Introduction to programming functions in R!
In this post you will learn the basics of functions in R. This will include: what a function is, how to set up a function, and how to call a function from another R script.
What is a function?
In programming, a function is a subroutine that performs some calculation with given variables. These variables are given by a program and a result is returned.
You can think of this type of function the same way you would think about a
mathematical one.
The function is a shorthand way to make different variables go through the
same process without needing to rewrite the formula every time. Functions also
allow for your code and projects to be more reproducible for others that may use
your code.
For instance: if you have the function y=x^2, and are given a list of x variables (1:5). You are doing the same function 5 times with different variables giving different outputs. Here the function would be running in a loop of y=1^2, y=2^2, y=3^2, y=4^2, and y=5^2.
The difference between this mathematical function and a programming function that you make is that the programming function can be located on its own R script and can then be called from any other script. The function could also be on the same script as where it will be used; however, keeping them on their own script improves the general organization of your project and allows for you to call that function on other scripts.
There are also functions built into R’s base and the packages that you can install, however it is necessary to make your own functions at times to do specific tasks.
How to set up a function
The basic outline for making a function in R is
func_name <- function (argument){
statement`
`}
The function name can be what ever you want. If you
want a function that reads in a csv file containing data on different states
and then subset that data to look at a specific state, you might name it
“look_at_state_data”. It is important to note that the names of your Functions
should be both descriptive and short so that you and others that see your code
know what the function does and can tell your functions apart from each other.
So now we have func_name = look_at_state_data
.
Next we need to assign a function to that name with variables (the argument).
You use the <-
symbol to tell R that what ever follows the symbol is named
what immediately proceeds it.
To keep functions more dynamic, the variables should be named based on the
type of input you will use.
For this example one of the variables will be
(input_file_name)
and
(subsetted_state)
.
We now have the function:
look_at_state_data <- function(input_file_name,
subsetted_state){
}
Next you need your statement. Here is where you read in your csv file. It is
also a good idea to give the file a new variable name. Here you might call
this variable “all_state_data” as this file has all of the states in it.
The function now looks like:
look_at_state_data <- function(input_file_name,
subsetted_state){
all_state_data <- read.csv(input_file_name)
}
Now that the csv file is loaded into the function, you need to subset it to look at one state at a time. You would need to go into the csv file to see how it is formatted and how the data is assigned to a state. If the state names are all in one column named “state” all you have to do is use a pipe and the dpylr package to filter the column (you will need to install the dpylr package if you have not already done so to do this).
look_at_state_data <- function(input_file_name,
subsetted_state){
all_state_data <- read.csv(input_file_name)
one_state_data <- all_state_data %>%
dplyr::filter(state == subsetted_state)}
}
You now have a function that will go through a csv file and parse out any state of your choosing.

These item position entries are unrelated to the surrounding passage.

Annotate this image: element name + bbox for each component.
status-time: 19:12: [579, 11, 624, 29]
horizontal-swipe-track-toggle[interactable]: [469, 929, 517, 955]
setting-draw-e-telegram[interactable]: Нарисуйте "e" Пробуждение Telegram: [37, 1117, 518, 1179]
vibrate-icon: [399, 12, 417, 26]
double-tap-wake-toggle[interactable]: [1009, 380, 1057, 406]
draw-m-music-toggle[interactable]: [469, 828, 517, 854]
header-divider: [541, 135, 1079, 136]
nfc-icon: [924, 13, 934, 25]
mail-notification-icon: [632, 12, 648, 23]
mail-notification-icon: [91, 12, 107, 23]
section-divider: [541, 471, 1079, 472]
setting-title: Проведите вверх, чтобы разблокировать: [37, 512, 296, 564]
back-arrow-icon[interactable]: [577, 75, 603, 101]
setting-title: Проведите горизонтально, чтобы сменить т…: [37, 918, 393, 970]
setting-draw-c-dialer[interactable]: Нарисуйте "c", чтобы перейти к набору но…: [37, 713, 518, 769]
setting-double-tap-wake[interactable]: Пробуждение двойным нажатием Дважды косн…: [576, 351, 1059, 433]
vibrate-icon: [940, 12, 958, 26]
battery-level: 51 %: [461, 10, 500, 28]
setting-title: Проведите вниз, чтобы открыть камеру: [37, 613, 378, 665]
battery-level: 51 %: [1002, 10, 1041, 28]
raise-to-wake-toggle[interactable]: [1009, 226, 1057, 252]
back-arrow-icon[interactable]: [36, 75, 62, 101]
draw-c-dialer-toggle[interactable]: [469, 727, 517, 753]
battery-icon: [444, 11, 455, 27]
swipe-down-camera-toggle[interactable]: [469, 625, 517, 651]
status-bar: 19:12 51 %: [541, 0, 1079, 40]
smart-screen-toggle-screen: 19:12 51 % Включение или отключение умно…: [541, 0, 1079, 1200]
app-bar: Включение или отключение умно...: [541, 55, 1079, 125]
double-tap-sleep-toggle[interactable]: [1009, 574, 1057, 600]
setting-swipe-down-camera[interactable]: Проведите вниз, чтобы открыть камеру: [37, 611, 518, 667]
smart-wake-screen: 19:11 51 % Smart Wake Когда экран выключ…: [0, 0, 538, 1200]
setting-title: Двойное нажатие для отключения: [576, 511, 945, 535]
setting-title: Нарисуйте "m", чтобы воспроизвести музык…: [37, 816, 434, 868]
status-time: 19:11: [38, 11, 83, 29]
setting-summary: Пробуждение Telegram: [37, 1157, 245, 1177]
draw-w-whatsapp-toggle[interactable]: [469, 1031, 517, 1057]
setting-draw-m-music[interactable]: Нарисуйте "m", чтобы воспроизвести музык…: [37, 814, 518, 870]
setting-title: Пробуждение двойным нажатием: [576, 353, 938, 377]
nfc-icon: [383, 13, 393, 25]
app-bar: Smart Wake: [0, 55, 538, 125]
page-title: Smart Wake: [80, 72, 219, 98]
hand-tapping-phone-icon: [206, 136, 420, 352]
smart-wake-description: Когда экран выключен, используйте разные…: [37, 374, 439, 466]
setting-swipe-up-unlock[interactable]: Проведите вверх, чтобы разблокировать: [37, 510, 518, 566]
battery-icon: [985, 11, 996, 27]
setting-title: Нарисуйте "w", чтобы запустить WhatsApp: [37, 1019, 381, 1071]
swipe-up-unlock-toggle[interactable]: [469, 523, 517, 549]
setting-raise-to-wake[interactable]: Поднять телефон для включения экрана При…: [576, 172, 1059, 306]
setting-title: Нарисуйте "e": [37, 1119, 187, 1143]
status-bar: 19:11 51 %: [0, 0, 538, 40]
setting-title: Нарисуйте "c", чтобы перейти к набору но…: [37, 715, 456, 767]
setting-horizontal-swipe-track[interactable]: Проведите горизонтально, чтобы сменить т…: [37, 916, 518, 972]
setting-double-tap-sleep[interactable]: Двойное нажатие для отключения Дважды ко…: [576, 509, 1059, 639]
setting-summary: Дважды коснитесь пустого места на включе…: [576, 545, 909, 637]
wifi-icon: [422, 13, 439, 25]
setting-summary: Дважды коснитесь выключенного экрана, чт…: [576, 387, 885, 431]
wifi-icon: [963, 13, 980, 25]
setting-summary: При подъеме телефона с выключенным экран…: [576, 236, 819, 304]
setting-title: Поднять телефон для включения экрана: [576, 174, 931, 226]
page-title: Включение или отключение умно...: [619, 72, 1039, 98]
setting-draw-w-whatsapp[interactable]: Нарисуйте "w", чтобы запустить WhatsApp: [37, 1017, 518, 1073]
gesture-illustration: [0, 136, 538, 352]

The only problem is you cannot see what the function did. As a last step in the function you should tell it to make a new csv file that only contains the data of the state you are interested in. This new csv file can be written to go anywhere, but for this example it will go into an output directory with a file name based on the state you are looking at.
look_at_state_data <- function(input_file_name,
subsetted_state){
all_state_data <- read.csv(input_file_name)
one_state_data <- all_state_data %>%
dplyr::filter(state == subsetted_state)
write.csv(one_state_data, path = "output/individual_state_data/subsetted_state.csv")
}
It is important to make sure that all of the variables you are making in this function are unique so that you do not break your script. For any additional lines of code you add you should retest your function to make sure it still works.
How to call for a function from another script
Once you make a function, the easy part is calling for the function from
somewhere else. You do this through loading your function on the other script
through the built in source function. Using source you then write out the
path to the function you have created.
source("code/function_file_name")
Next you would call for the function and supply what the variables are.
(input_file_name = your_original_csv_file)
(subsetted_state = state of choice)
Overall your script will look like this:
source("code/function_file_name")
look_at_state_data(input_file_name = "path_to_csv",
subsetted_state = "California")
From this script you can choose any state for the subsetted_state variable and get a new output csv of only the data from that state.
The above is only one example of a function that you can make in R. However, by using the basic template of a function, paying attention to variable names, and keeping track of what your end goal is, you can make a function do just about anything.